Дивара: Господь Бог держит в правой руке одну чашу, и в левой руке другую чашу. В первой хранит Он нашу кровь, пролитую нашими врагами. Вторая же наполнена другою частью нашей крови — той, которую пролили мы сами. И левая чаша, переполнясь кровью этих жертв, перелилась через край. И близится уже день, когда правая чаша примет ту кровь, которая ещё струится у нас по жилам. Господи, зачем Ты сотворил нас? Господи, зачем Ты нас оставил?
Хор: Приклони, Господи, ухо Твое и услышь меня, ибо я беден и нищ. Сохрани душу мою, ибо я благоговею перед Тобою. Спаси, Боже мой, раба Твоего, уповающего на Тебя. В день скорби моей взываю к Тебе, потому что Ты услышишь меня. Нет между богами, как ты, Господи, и нет дел, как твои. Боже, гордые восстали на меня, и скопище мятежников ищет души моей; не представляют они Тебя перед собою. Но ты, Господи Боже щедрый и благосердый, долготерпеливый и многомилостивый и истинный, призри на меня и помилуй меня; даруй крепость Твою рабу Твоему. Не премолчи, не безмолвствуй, и не оставайся в покое, Боже. Ибо вот, враги Твои шумят, и ненавидящие Тебя подняли голову. Боже мой! Да будут они, как пыль в вихре, как солома перед ветром. Как огонь сжигает лес, и как пламя опаляет горы, так погони их бурею Твоею, и вихрем Твоим приведи их в смятение.

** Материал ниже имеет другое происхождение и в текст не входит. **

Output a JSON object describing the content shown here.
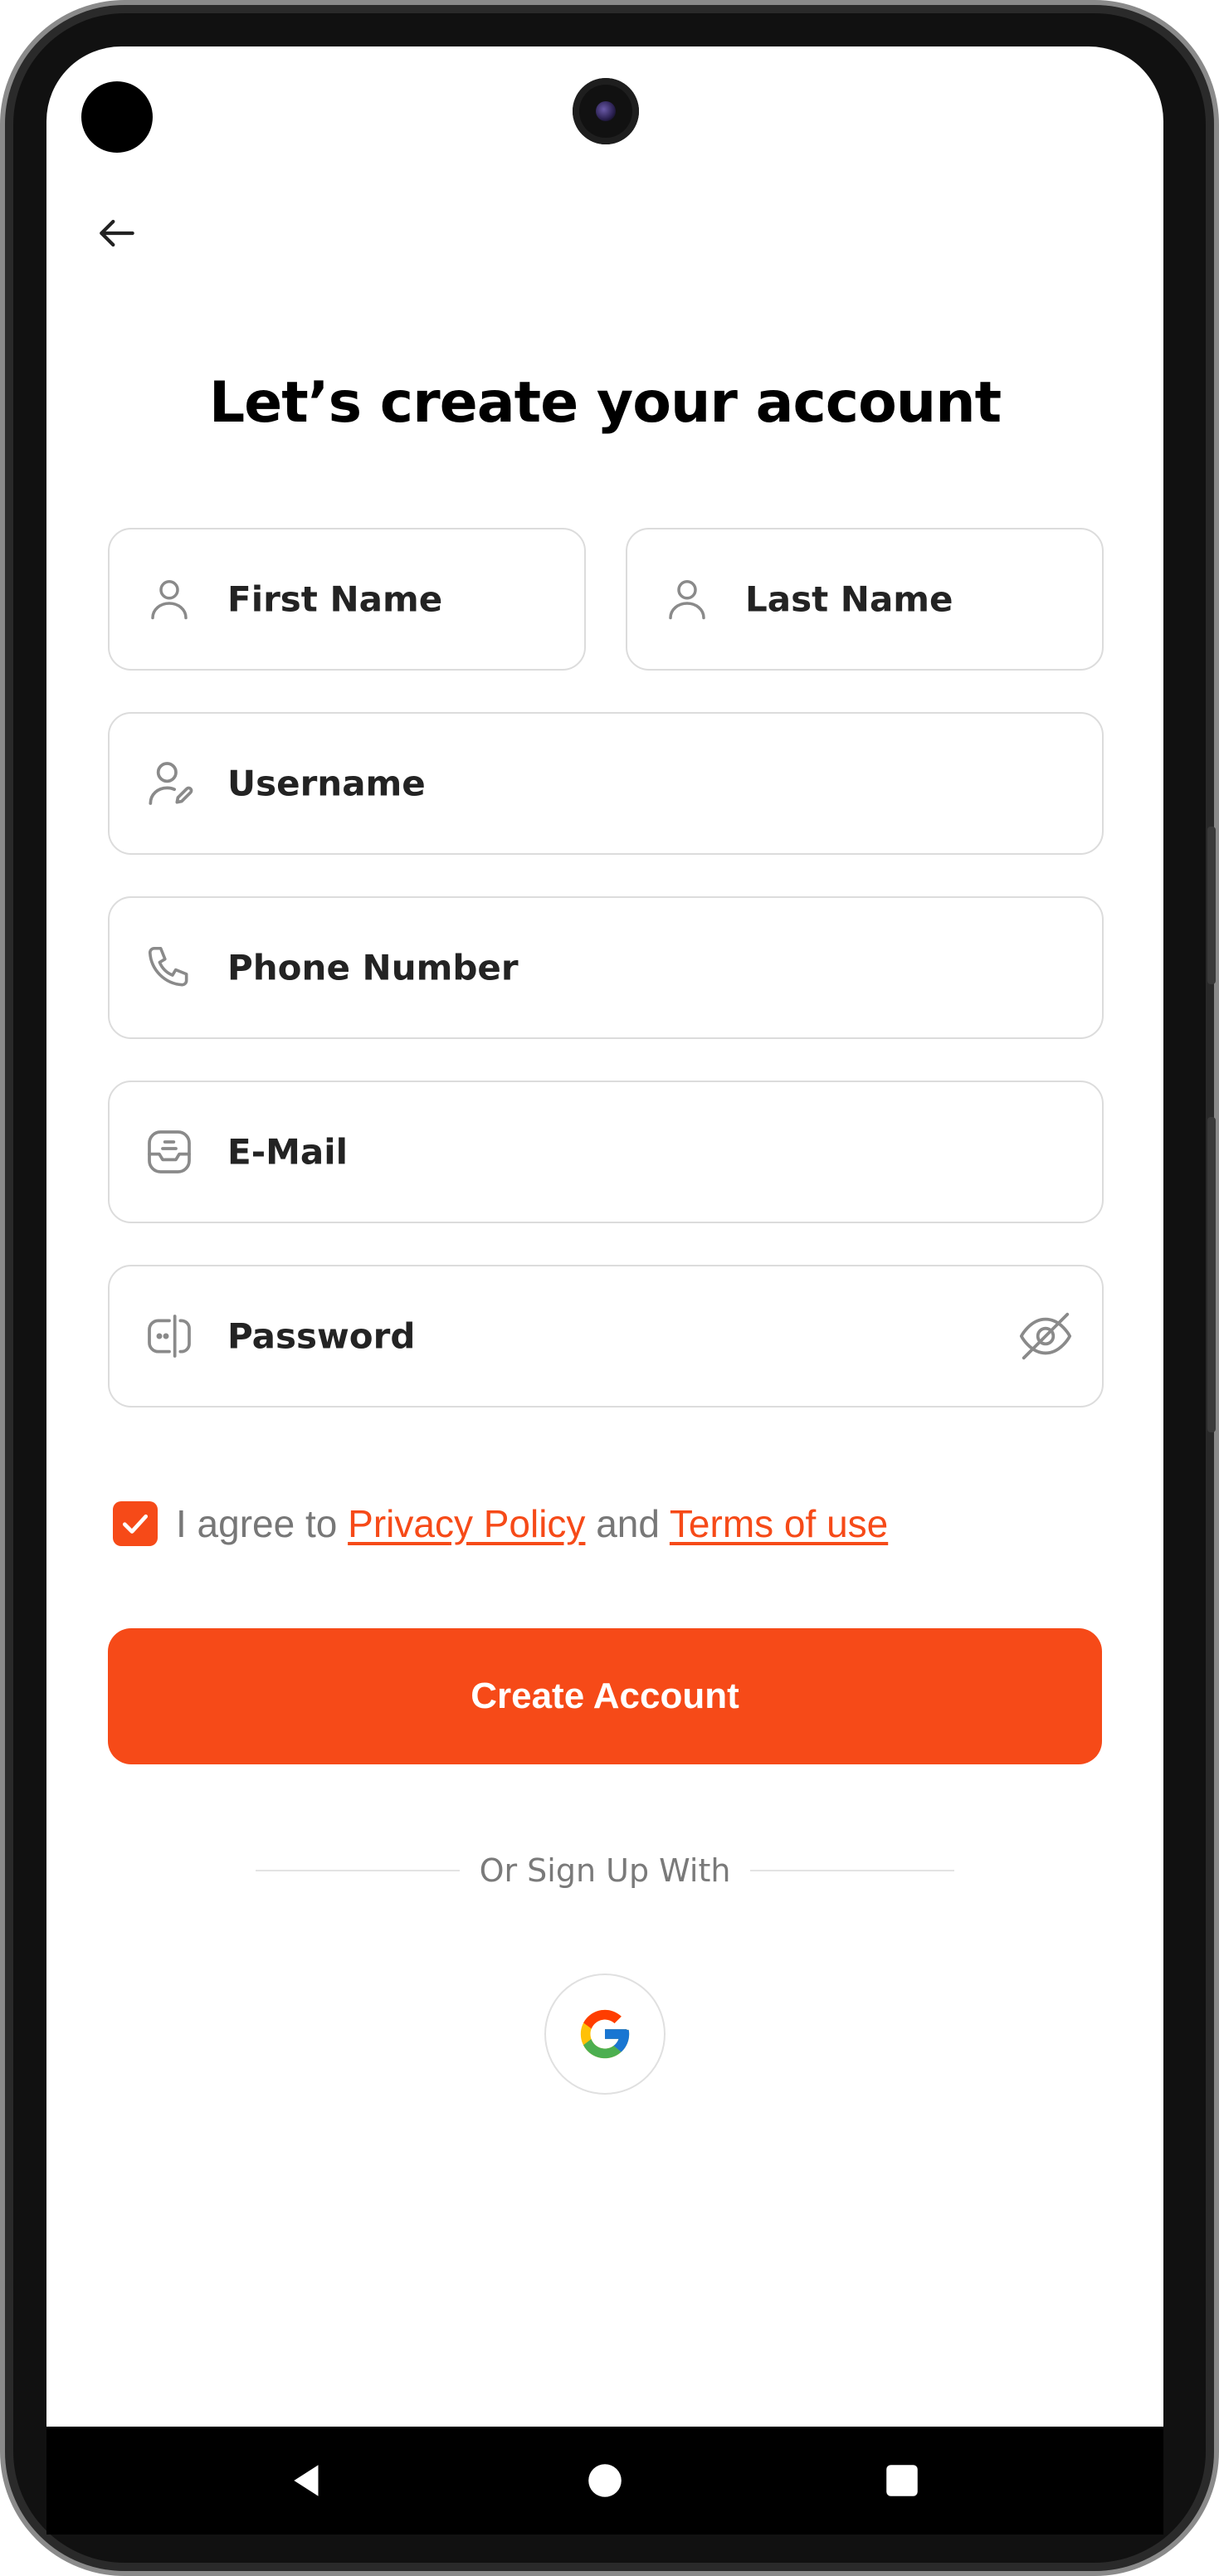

Лангенштратен: Милосердие Божье отвернулось от нас, спасение Его презрело нас, милости Его достаются другим.
Гресбек: В Мюнстере нет больше продовольствия, не найти на улице ни собаки, ни кошки — всех до единой их переловили и съели. Даже крысы принуждены глубже прятаться в свои норы, ибо голодающие не побрезговали бы и ими.
Лангенштратен: В конечном итоге, Бог-то, оказывается, — католик, а мы про то и не знали.
Гресбек: Очень может быть, что Бог — не католик и не протестант и вообще это — лишь имя, которое он носит.
Лангенштратен: Что же мы в таком случае здесь делаем?
Гресбек: Где «здесь»? В Мюнстере?
Лангенштратен: Здесь, на этом свете.
Гресбек: Может быть, ничего. Может быть, все. «Ничего» состоит из «всего», но «все» мало чем отлично от «ничего».
Лангенштратен: Если так, то все наши добрые поступки и деяния стоят злых и все стоят одинаково.
Гресбек: Да, все стоят одинаково. Ничего они не стоят.
Лангенштратен: Если бы мы открыли неприятелю ворота Мюнстера, то совершили бы измену.
Гресбек: А что такое измена в глазах Господа?
Лангенштратен: Не ты ли сказал, что Бог, быть может, — лишь имя, которое он носит. А если Он есть имя или больше, чем имя, измена не имеет в Его глазах никакого значения, ибо относится она к делам человеческим.
Гресбек: Она имела бы значение, если бы всякий раз, совершая измену, мы знали бы, на чьей стороне Господь. Ибо не может называться изменником тот, кто творит богоугодное дело.
Лангенштратен: Господь — против Мюнстера.
Гресбек: Следовательно, изменить Мюнстеру — не значит изменить Господу.
Лангенштратен: Вот если бы Он был за Мюнстер, тогда — другое дело.
Гресбек: Но Господь — не за Мюнстер.
Лангенштратен: Нет.
Гресбек: Как же нам в таком случае быть?
Лангенштратен: Изменим Мюнстеру, чтобы не изменить Богу.
Гресбек: Ну, а если Бог — это всего лишь имя?
Лангенштратен: Когда-нибудь люди это узнают, но только не мы с тобой.